Eventually I set a date. I was coming out regardless of the bathroom being done. My mental health was more important than a bathroom I didn’t even want in the first place. I used the women’s restroom during that week with no problems. Or at least none that were brought to my attention.

The next week, the new bathroom was finished. I’m not sure if my coming out lit a fire to speed the process up or if it was just a coincidence, but regardless it was finished. There was only one problem. It couldn’t possibly be farther away from my desk.

Yes, I know that’s a selfish reason to hate on a bathroom literally built just for me. Yes, I’m perfectly capable of walking downstairs and across the building to go to the bathroom. I just feel like I shouldn’t have to when a perfectly good women’s restroom is right outside my cubicle. It’s humiliating to have to once or twice a day make the trek to a part of the building I otherwise never have to be. It makes me stand out. It’s a constant reminder than I’m not like other people. It’s dysphoria inducing.

I want to be treated like any other woman. I want to be seen as a woman, and not as a man playing dress up. It’s not my fault that we live in a society that is apparently obsessed with what is in my pants, but I’m the one being punished for it.

Despite my dislike of the gender neutral bathroom, I still use it. I don’t want to be a troublemaker and further put a target on my head at the company. I don’t want to make other people uncomfortable. I just want to be left alone to do my business, and the fight against it isn’t worth the trouble.

I honestly do appreciate the sentiment, even if it’s not one that I wanted. It’s a progressive step forward even if it’s not the ideal, and I do wish I’d see more gender neutral restrooms in public places. Whether or not I would use them is a different story, but they should be there for those of us who do want to do so.

And all of that being said, the new gender neutral bathroom does have it’s advantages. It’s single stall. It’s exceptionally clean, and me being one of the few people who use it, it stays that way. All things that I appreciate in a public restroom.

Which brings me to my favorite type of public restroom: single stall. The fact that so many single stall restrooms are gendered baffles me. The Starbucks my friends and I visit has single stall gendered bathrooms. The Aldi I shop at is the same. Why do they need to be gendered if only one person can use them at a time? It doesn’t make sense to me.
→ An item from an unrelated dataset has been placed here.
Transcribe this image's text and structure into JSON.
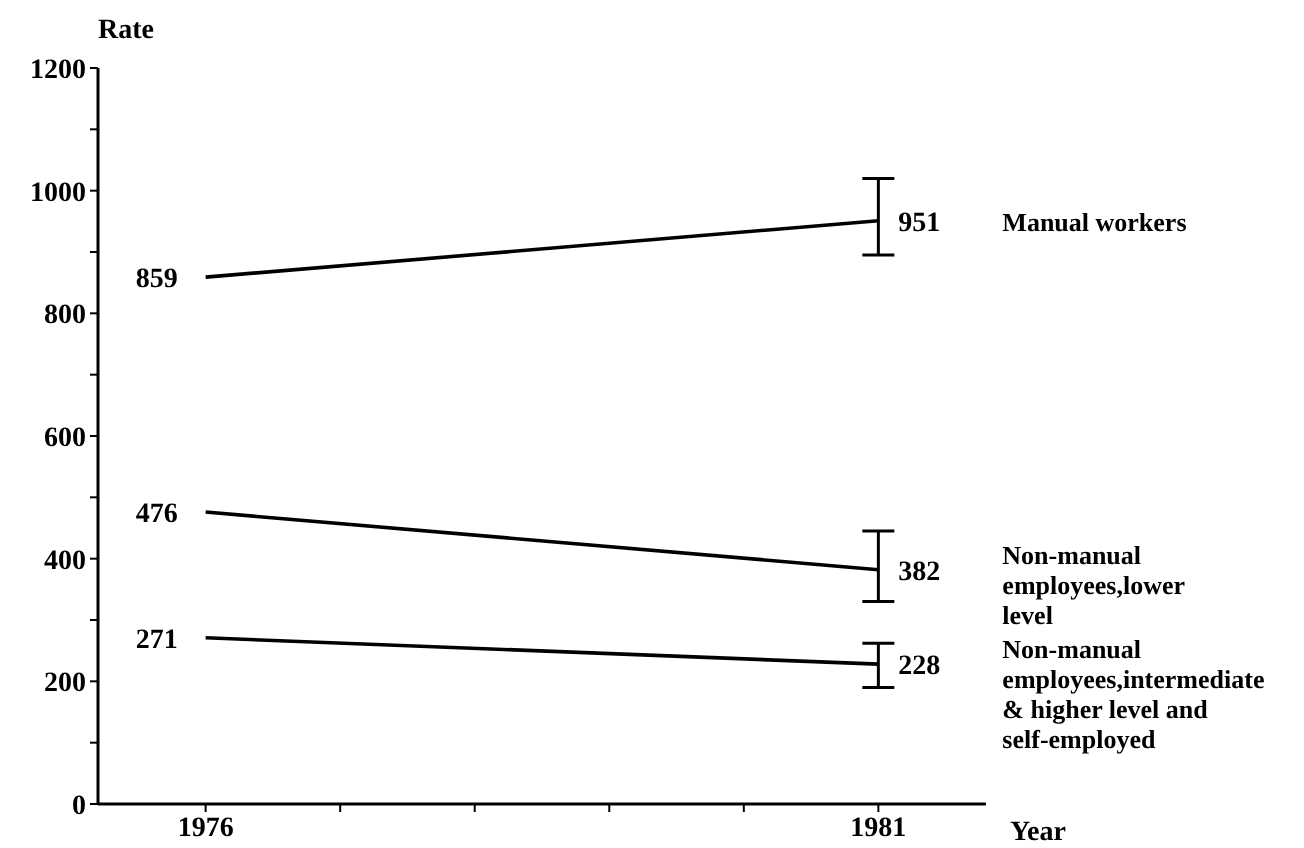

Lots of states and countries are now requiring, or considering requiring, single stall bathrooms to be gender neutral. There is literally no downside to these new laws. They don’t single out transgender people. Everyone uses the same restrooms, regardless of their gender identity, marker, or even presentation. A transgender person doesn’t have to think about getting yelled at or beat up for choosing the “wrong” bathroom. I can’t think of a single bad thing to say about making all single stall bathrooms being gender neutral. It’s not separate, it’s equal. Truly equal, and that’s the way that it should be.

One Reply to “The bathroom “issue” and my love/hate relationship with gender neutral bathrooms”

  1. They were created for transgender people as a compromise, while simultaneously ignoring the voices of transgender people saying what they actually want. They are a way to outwardly make a show of being progressive, while at the same time not dealing with the actual problem.

    This a thousand times. ):

    Once a white cis person imagines a “good deed”, you cannot talk them out of it. Even if you explicitly refuse it and explain why it’s hurtful, they’ll do it anyways, and then give themselves the annual GLAAD award for “best ally ever”.